Auckland Council says this city has "less than 100 buildings" clad with aluminium composite panels - a building material used on the Grenfell Tower block which burnt down last week in London.

In the wake of the fire Building and Construction Minister Nick Smith asked the Ministry of Business, Innovation and Employment "to contact councils and check whether any high-rise buildings have been constructed with these materials".

Ian McCormick, Auckland Council's building control general manager, said even though Auckland had buildings with aluminium composite panels (ACP), they were not necessarily dangerous.

"Following a survey and documentation review, we identified a number of buildings around the Auckland region that interested us and have found less than 100 that use ACP panels. This is across a range of building types and in some cases it is used as a small design feature, rather than cladding an entire building. This work is still ongoing," McCormick said.


The council had already taken action after Melbourne's Docklands fire two years ago, he said, and was not just reacting to the London fire and MBIE's call, he said.

Investigations were not complete and full findings might not be out for some months.

"In the wake of the Victorian State enquiry into the Lacrosse Apartments' fire in Melbourne, Auckland Council continues to re-examine its approach towards aluminium composite panels," McCormick said.
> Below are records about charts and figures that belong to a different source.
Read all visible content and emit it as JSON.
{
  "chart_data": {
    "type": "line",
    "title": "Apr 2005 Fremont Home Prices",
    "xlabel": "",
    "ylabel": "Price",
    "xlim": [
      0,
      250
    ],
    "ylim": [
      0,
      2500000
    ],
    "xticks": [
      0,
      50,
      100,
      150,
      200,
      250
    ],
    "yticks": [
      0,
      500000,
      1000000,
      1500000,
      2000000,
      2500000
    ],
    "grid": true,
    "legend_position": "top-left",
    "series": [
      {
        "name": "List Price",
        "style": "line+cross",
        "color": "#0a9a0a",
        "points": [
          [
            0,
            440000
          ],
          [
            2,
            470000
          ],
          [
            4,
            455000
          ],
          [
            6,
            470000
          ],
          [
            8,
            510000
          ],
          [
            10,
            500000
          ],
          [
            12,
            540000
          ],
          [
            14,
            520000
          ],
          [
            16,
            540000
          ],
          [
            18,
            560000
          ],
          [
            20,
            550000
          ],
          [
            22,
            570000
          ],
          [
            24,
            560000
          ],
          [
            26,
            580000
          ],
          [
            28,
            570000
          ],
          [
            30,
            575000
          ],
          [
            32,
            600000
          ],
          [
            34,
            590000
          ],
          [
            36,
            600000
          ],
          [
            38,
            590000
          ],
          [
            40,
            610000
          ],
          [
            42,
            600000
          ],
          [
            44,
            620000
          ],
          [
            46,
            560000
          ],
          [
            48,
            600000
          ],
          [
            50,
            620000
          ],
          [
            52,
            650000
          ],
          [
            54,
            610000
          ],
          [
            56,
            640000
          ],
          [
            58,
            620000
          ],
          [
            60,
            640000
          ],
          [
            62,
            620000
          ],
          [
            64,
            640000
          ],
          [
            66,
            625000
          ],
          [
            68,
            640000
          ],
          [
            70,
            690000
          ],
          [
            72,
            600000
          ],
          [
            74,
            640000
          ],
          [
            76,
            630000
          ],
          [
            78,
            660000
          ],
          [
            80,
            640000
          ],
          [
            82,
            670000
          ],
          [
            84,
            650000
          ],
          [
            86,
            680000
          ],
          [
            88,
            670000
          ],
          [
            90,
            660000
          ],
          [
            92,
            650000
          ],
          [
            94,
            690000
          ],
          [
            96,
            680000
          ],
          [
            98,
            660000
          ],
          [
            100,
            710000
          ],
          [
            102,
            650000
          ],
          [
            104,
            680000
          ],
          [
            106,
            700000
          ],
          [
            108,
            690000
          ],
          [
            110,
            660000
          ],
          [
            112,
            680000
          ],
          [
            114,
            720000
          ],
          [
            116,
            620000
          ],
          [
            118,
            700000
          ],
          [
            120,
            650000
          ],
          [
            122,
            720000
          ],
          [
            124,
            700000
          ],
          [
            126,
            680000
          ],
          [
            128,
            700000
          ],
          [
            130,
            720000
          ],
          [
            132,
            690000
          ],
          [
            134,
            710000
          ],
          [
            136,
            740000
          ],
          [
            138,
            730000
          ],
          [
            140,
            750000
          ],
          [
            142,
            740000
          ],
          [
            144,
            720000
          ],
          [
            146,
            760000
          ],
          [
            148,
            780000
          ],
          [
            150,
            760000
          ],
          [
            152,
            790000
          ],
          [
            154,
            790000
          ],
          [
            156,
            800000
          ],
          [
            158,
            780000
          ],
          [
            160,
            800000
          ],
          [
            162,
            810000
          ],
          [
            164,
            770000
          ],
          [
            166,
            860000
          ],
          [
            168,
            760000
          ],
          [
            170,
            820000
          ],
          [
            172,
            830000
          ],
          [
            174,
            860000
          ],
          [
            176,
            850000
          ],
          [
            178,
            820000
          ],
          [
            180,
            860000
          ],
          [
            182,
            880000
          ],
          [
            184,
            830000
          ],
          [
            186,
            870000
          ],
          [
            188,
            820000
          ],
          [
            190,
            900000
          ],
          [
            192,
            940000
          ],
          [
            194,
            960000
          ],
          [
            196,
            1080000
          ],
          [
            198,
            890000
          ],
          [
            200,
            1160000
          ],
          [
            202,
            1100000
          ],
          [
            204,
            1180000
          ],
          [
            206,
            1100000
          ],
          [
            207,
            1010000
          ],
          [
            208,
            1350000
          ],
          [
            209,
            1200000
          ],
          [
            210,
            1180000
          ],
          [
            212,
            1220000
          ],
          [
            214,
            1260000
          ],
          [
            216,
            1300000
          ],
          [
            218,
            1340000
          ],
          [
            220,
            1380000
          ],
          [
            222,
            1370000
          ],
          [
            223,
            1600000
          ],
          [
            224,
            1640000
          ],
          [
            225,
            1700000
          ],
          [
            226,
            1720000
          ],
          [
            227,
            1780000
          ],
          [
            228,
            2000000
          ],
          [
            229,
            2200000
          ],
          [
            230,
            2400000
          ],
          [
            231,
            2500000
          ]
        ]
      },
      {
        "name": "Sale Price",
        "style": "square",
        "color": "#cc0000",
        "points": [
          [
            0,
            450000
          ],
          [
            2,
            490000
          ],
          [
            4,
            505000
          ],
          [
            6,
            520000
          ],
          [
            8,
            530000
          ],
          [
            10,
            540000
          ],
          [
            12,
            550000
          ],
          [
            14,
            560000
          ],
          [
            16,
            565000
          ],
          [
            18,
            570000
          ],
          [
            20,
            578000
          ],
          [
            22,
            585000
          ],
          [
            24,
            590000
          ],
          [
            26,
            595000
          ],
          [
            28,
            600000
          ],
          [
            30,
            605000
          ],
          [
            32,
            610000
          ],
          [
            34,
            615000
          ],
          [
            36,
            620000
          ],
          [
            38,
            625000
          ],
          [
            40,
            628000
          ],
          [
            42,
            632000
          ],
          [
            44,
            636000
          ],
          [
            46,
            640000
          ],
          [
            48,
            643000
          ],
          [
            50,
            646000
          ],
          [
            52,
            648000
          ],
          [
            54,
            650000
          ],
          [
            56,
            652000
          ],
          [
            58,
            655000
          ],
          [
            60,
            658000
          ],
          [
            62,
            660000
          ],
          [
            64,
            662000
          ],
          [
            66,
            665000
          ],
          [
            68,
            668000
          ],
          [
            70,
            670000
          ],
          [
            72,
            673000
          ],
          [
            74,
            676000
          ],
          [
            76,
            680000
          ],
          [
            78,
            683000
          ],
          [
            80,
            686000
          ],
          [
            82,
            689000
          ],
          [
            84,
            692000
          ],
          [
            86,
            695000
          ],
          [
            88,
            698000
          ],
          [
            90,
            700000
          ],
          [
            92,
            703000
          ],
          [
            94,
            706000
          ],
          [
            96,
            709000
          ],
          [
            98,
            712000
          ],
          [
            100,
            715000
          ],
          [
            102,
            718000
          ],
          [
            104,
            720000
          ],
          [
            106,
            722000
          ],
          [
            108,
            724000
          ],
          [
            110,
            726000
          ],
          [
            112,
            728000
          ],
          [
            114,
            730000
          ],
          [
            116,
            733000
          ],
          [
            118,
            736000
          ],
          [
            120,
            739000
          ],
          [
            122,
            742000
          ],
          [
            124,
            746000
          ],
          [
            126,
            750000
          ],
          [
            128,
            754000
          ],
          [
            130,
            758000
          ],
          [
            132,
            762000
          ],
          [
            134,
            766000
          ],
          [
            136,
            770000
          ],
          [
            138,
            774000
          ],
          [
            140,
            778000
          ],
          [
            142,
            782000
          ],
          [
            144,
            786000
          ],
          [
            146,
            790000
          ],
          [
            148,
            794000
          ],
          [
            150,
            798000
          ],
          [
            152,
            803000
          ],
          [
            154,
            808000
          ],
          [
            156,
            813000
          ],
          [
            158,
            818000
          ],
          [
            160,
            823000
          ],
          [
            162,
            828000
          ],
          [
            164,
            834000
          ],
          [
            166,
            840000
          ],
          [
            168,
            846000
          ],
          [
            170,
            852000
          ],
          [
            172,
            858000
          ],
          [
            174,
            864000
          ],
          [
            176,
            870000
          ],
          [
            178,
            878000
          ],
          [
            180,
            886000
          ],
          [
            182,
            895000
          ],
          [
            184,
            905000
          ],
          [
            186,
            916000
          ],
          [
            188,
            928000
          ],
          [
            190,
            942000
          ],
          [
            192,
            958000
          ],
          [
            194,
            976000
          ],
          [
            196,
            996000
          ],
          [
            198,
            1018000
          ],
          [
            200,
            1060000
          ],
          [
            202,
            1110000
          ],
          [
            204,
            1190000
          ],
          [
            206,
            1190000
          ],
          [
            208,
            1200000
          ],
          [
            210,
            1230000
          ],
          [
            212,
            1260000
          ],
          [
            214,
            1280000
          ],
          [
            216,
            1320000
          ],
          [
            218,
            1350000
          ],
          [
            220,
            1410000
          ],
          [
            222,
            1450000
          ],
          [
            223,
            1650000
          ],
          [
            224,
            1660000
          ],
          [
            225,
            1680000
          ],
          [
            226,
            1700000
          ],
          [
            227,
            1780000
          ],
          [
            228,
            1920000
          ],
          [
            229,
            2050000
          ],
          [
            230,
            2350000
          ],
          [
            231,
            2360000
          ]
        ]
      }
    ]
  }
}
"To date we have found no evidence of inappropriate use of these products.
The events in London will continue to inform our work." he said.

Sean Marshall, managing director of building consultants Prendos in Auckland, said some high-rises in the city's CBD were clad in ACP and he was worried about "product substitution" where non-compliant panels might have been used.

"Aluminium composite panels are available in New Zealand and if you walk around Auckland CBD you can see many examples. This is not to say that they are non-compliant. We do not know," Marshall said.

Smith said rules were tightened seven months ago.

"New Zealand is less exposed to the risks of fire as a result of combustible claddings on high-rise buildings due to these products being restricted earlier this year," he said last week.


"The Government amended Building Code provisions in January this year to restrict the use of combustible cladding systems in buildings following fires in Melbourne and Dubai. I am advised that these systems are not prevalent in New Zealand.

"New Zealand's style of housing is shifting, with more people living in high-rise apartments that carry greater risks from fire hazards. Our building regulations need to keep pace with this change in living styles and ensure that New Zealand never experiences what occurred at the Grenfell Tower in London," Smith said.

"The Government is further tightening the fire safety requirements for high-rise buildings with proposals put out for consultation in May," he said.

"These proposals clarify the responsibilities between structural and fire engineers, tighten the verification methods for claddings and fire-fighting provisions such as water supply and location of fire hydrants in the building and improve the process for the development of alternative solutions."